22. Prioritize ApoB and Non-HDL-C as Biomarkers
Prioritize non-HDL cholesterol and ApoB as superior prognostic markers and measures of therapeutic efficacy compared to LDL cholesterol calculated by the Friedewald formula, as they more accurately reflect the total burden of atherogenic lipoproteins.
6 Key Quotes
FH is a true autosomal dominant disease, meaning it's not sex linked. You don't need two parents to get it. You only need one parent to get it. It's almost 100% penetrant, meaning that if you have a robust mutation in one of the genes that cause FH, you're almost certain to get the phenotype.
John Kastelein
If you're a man and you smoke and you have FH, it's a death sentence.
John Kastelein
That drug was the end of the HDL hypothesis because there was no effect on LDL, no effect on FOB, no effect on non-HDL, but there was a 35% raising of HDL cholesterol. And that did not translate into one less heart attack or stroke.
John Kastelein
It's called the thrifty gene hypothesis, and it's more often used to explain, for example, that people in Asia get type 2 diabetes at a much lower BMI than we Caucasians because they've gone through much more famine when the rice failed, huge famine in the Far East.
John Kastelein
If you carry an E4, you have like a list this long of things that go wrong in your brain.
John Kastelein
I have been too down on CTEP inhibitors, and I'm very hopeful that Obisetrabib not only redeems the field, but also gives me something to be excited about clinically in my practice.
Peter Attia
2 Protocols
Treatment Protocol for Heterozygous FH in Children (Dutch Guidelines)

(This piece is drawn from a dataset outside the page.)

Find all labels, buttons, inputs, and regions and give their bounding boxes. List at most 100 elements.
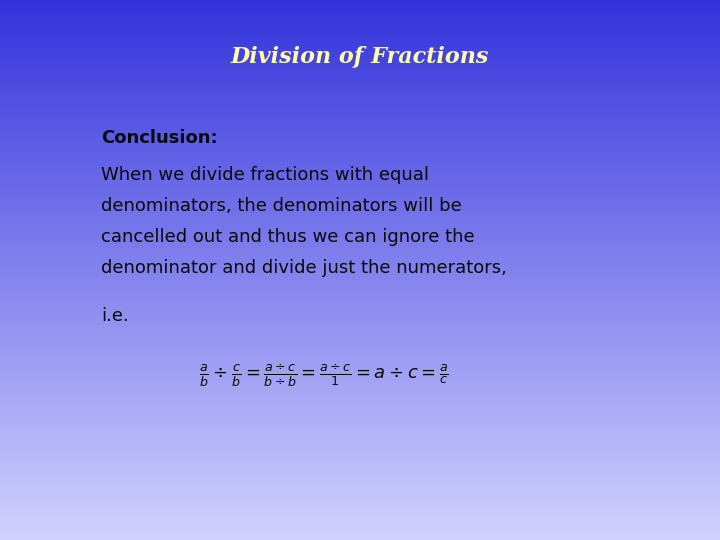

John Kastelein- Start with a very healthy lifestyle, including extensive anti-smoking training, dietary counseling for healthy choices, and physical exercise.
- Initiate statin therapy (e.g., rosuvastatin at 2.5 mg) at age six.
- Add ezetimibe if needed to achieve an LDL goal below 130 mg/dL.
State-of-the-Art Therapy for Homozygous FH
John Kastelein- High-dose statin therapy.
- Ezetimibe.
- Evalocumab (PCSK9 monoclonal antibody).
- Evinacumab (ANGPTL3 monoclonal antibody).